Las azules aguas del océano oriental, conocido por los legionarios con el nombre de Mar Insondable, poco a poco desaparecían de la vista, y ahora apenas si eran visibles en el hueco formado por dos colinas. El sendero subía hacia un paso, entre dos cumbres cubiertas de nieve. Aquel lugar, según le habían dicho los exploradores payitas, marcaba la frontera con las tierras de los belicosos kultakas.
Cordell, que marchaba en primer término, desmontó cuando llegaron al paso y maneó su caballo a un costado del camino mientras las tropas proseguían la marcha. Escaló por una de las laderas del paso, hasta llegar a la altura suficiente para ver otra vez el océano. Después, miró más allá de sus tropas y estudió las verdes campiñas de Kultaka en el oeste.
Durante unos minutos, su mirada reposó en el océano. Recordó el azul turquesa de los bajíos costeros, de un azul más oscuro e intenso —al menos así le había parecido— que en cualquier punto de la Costa de la Espada. Pestañeó, dominado durante un momento por la melancolía, consciente de que no volvería a ver a su patria durante mucho tiempo.
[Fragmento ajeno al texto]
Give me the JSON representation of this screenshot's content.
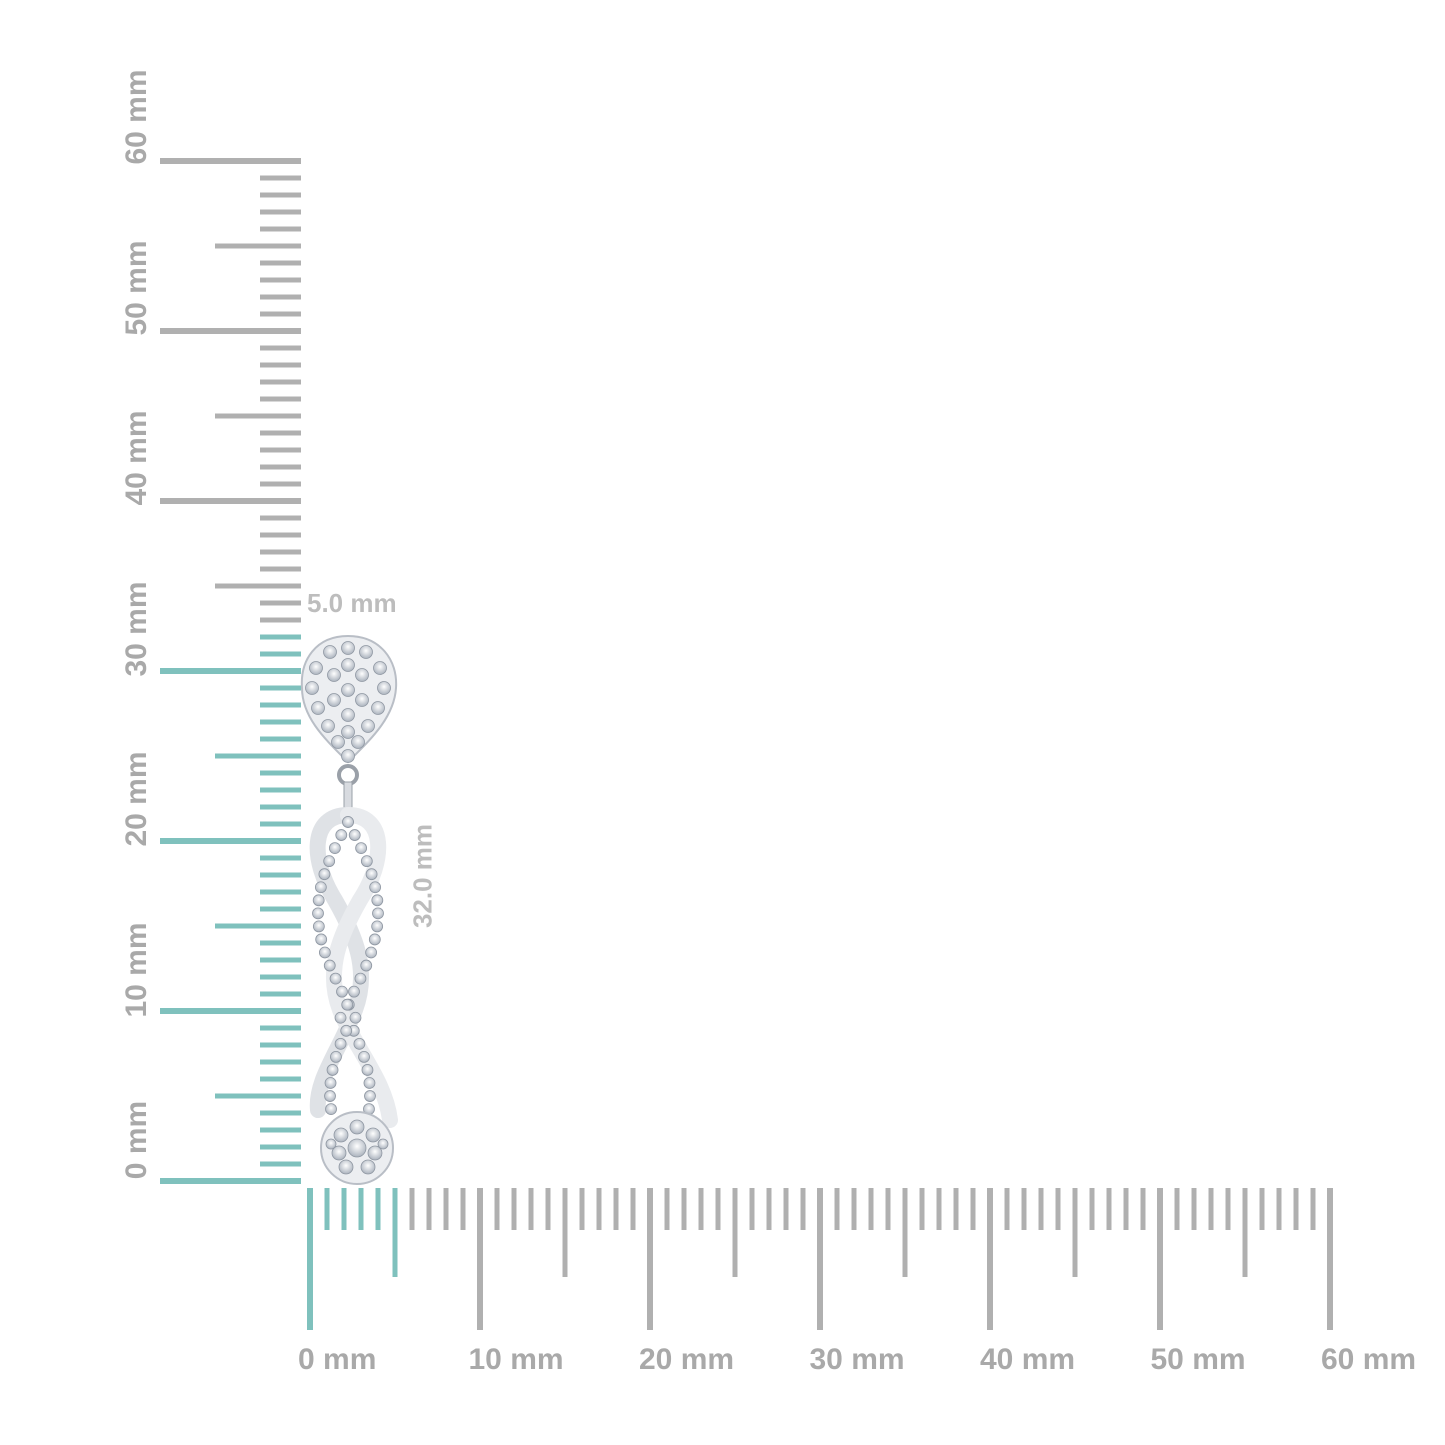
{
  "colors": {
    "tick": "#b0b0b0",
    "highlight": "#7fc1bd",
    "label": "#a9a9a9",
    "metal": "#e6e7ea",
    "stone": "#c9ced6"
  },
  "horizontal_ruler": {
    "min_mm": 0,
    "max_mm": 60,
    "highlight_to_mm": 5,
    "labels": [
      "0 mm",
      "10 mm",
      "20 mm",
      "30 mm",
      "40 mm",
      "50 mm",
      "60 mm"
    ]
  },
  "vertical_ruler": {
    "min_mm": 0,
    "max_mm": 60,
    "highlight_to_mm": 32,
    "labels": [
      "0 mm",
      "10 mm",
      "20 mm",
      "30 mm",
      "40 mm",
      "50 mm",
      "60 mm"
    ]
  },
  "dimensions": {
    "width": "5.0 mm",
    "height": "32.0 mm"
  },
  "product": {
    "icon": "infinity-drop-earring"
  }
}
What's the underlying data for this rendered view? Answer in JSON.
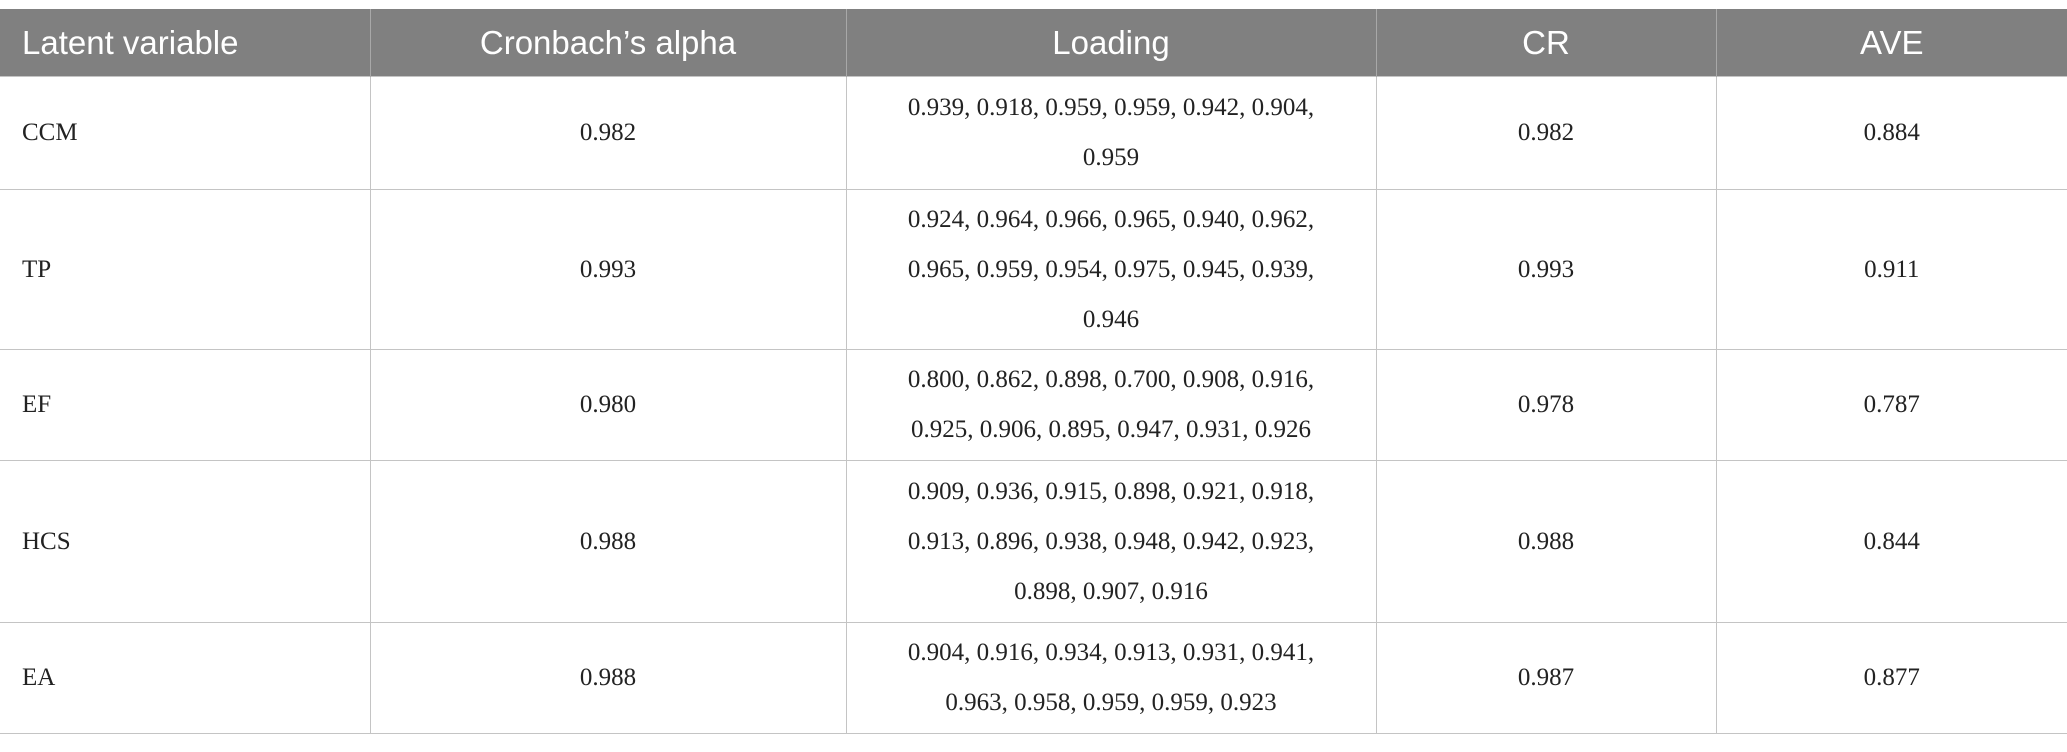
{
  "table": {
    "header": [
      "Latent variable",
      "Cronbach’s alpha",
      "Loading",
      "CR",
      "AVE"
    ],
    "rows": [
      [
        "CCM",
        "0.982",
        [
          "0.939, 0.918, 0.959, 0.959, 0.942, 0.904,",
          "0.959"
        ],
        "0.982",
        "0.884"
      ],
      [
        "TP",
        "0.993",
        [
          "0.924, 0.964, 0.966, 0.965, 0.940, 0.962,",
          "0.965, 0.959, 0.954, 0.975, 0.945, 0.939,",
          "0.946"
        ],
        "0.993",
        "0.911"
      ],
      [
        "EF",
        "0.980",
        [
          "0.800, 0.862, 0.898, 0.700, 0.908, 0.916,",
          "0.925, 0.906, 0.895, 0.947, 0.931, 0.926"
        ],
        "0.978",
        "0.787"
      ],
      [
        "HCS",
        "0.988",
        [
          "0.909, 0.936, 0.915, 0.898, 0.921, 0.918,",
          "0.913, 0.896, 0.938, 0.948, 0.942, 0.923,",
          "0.898, 0.907, 0.916"
        ],
        "0.988",
        "0.844"
      ],
      [
        "EA",
        "0.988",
        [
          "0.904, 0.916, 0.934, 0.913, 0.931, 0.941,",
          "0.963, 0.958, 0.959, 0.959, 0.923"
        ],
        "0.987",
        "0.877"
      ]
    ]
  }
}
Algunos de sus hombres no regresarían jamás. Sacudió la cabeza para librarse de estos pensamientos morbosos.
——¿Ya sabe que nos vigilan?
Cordell se volvió para mirar al capitán Daggrande, que había trepado por la ladera hasta situarse a su lado, con la intención de echar una primera ojeada a Kultaka.
——Desde luego que nos vigilan —contestó el general—. Me interesa que nos vean y se preocupen.
Daggrande asintió satisfecho. Los informantes pavitas les habían dicho que el ejército kultaka era muy numeroso y feroz, sólo superado por Nexal dentro del poderío militar de Maztica. Pese a ello, ninguno de los oficiales de la legión temía las batallas que se producirían como consecuencia del avance.
——También nosotros, gracias a Darién, podemos espiarlos —añadió Cordell, en el momento en que fray Domincus se unía a ellos.